18Plus discrètement que celui de Tostado, le commentaire aux Sentences de John Mair, enseigné à Paris à l’époque même où Vitoria y étudiait,898 soulève aussi, en passant, la question de la justice bilatérale. A propos du problème classique des restitutions, le maître écossais évoque une guerre entre deux monarques où « chacune des parties jouit du consentement virtuel de son roi l’autorisant à récupérer ce qu’elle n’a pu obtenir par une autre voie ».899 Un peu plus loin, il met deux armées adverses au bénéfice d’une ignorance également probable ; celle-ci peut, à son avis, se produire en la personne des chefs autant qu’en celle des subordonnés ; mais souvent les subordonnés seront seuls à jouir de l’excuse, si bien qu’il devient possible de concevoir une guerre juste pour eux, alors qu’elle ne le serait pas pour leurs supérieurs.900
19L’ignorantia probabilis de Mair, comme un peu plus tard celle de Vitoria, descend évidemment du probabiliter credere que Raymond de Peñafort avait appliqué au tiers acheteur d’une pièce de butin entachée d’un vice.901 Elle paraît assimilable, dans ce contexte, à l’ignorance invincible. Les fugitives allusions de l’Ecossais à la justice bilatérale pointent donc vers une même clé de voûte que la construction plus achevée de l’évêque castillan : l’erreur. Mais plutôt qu’en Terre promise, cette erreur survient ici dans un contexte quotidien, presque banal.

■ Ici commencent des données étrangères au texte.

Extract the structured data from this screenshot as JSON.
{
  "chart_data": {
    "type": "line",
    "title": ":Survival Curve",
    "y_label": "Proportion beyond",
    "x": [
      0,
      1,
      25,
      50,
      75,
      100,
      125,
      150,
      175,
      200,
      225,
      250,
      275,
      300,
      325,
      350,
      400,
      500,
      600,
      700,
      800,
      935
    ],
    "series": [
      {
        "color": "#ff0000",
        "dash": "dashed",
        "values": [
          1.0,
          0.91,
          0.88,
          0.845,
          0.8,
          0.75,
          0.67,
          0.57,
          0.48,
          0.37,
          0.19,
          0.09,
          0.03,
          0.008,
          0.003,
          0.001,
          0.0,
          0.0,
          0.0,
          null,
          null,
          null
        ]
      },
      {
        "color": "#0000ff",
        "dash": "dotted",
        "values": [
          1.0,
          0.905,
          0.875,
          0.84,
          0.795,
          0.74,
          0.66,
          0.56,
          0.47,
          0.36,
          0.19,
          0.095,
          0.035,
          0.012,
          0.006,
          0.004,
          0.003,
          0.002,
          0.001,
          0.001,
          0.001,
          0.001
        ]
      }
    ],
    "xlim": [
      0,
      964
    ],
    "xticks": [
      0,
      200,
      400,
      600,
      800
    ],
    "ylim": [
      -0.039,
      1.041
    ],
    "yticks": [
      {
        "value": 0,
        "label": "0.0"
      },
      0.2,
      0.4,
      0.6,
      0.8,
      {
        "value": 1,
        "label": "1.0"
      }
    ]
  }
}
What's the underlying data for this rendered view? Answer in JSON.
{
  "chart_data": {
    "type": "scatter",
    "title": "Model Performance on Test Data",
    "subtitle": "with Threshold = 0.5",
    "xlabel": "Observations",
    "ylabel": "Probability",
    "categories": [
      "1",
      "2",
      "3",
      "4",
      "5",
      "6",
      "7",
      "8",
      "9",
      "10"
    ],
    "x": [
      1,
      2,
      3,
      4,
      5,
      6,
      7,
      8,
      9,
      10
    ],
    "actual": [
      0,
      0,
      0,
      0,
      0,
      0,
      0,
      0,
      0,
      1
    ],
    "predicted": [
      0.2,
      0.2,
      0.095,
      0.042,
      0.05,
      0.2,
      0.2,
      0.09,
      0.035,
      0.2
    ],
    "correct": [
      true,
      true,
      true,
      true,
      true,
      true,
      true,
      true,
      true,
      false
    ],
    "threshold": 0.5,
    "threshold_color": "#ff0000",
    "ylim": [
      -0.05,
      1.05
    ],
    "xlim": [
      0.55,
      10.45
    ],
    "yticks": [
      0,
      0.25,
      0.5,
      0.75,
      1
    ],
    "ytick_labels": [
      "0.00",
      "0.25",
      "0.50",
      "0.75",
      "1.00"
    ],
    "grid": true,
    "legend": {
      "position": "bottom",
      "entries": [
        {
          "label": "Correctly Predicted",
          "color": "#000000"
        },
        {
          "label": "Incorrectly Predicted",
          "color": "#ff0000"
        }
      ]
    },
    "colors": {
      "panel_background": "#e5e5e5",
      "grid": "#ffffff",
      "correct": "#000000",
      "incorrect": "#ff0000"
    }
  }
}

Si par la suite on évoquera souvent l’exemple de Tostado, on pensera en réalité toujours à la situation brossée par Mair : c’est ce qui apparaîtra dès Vitoria, à qui les deux textes étaient probablement connus.
3. Le doute et l’erreur chez Vitoria
20Le passage consacré par Vitoria à la justice bilatérale est assez bref : il n’occupe dans le De iure belli que le quatrième dubium au sein d’un ensemble de « doutes » relatifs à la cause de guerre.902 Toutefois, sa vraie portée ne se dévoile que si on le confronte avec les trois dubia qui précèdent ;903 et ceux-ci doivent, à leur tour, être considérés en relation avec une brève casuistique figurant parmi les remarques vitoriennes sur la Quaestio de bello de saint Thomas.
21Là, Vitoria s’était demandé si le prince avait le droit de prendre les armes dans les trois hypothèses suivantes : en présence d’un traité d’alliance ; afin d’intervenir en faveur d’un peuple opprimé par son monarque ; ou pour prendre la défense d’un autre prince contre un tiers, mais en l’absence de traité d’alliance.904 Dans les deux derniers cas, Vitoria envisage la possibilité d’un doute ; dans les deux, il statue un devoir d’abstention.905 Entre autres arguments, il fait valoir qu’une guerre ne saurait être juste des deux côtés à la fois :906 en effet, juge-t-il, à vouloir admettre qu’on puisse faire la guerre pour un bien se trouvant en la possession d’autrui, lors même qu’on fait valoir un droit sur lui, on admettrait la possibilité d’une guerre juste des deux côtés : ce qui lui paraît manifestement absurde en vertu de la maxime In pari causa possessor potior haberi debet.907 En invoquant cette règle sur le maintien de l’état de possession, Vitoria rejette implicitement l’analogie tracée par certains juristes entre le droit de faire la guerre et celui d’agir dans un procès. Parti d’une situation analogue, une cause embrouillée et incertaine, il en tire des conclusions opposées quant au droit d’agir des parties.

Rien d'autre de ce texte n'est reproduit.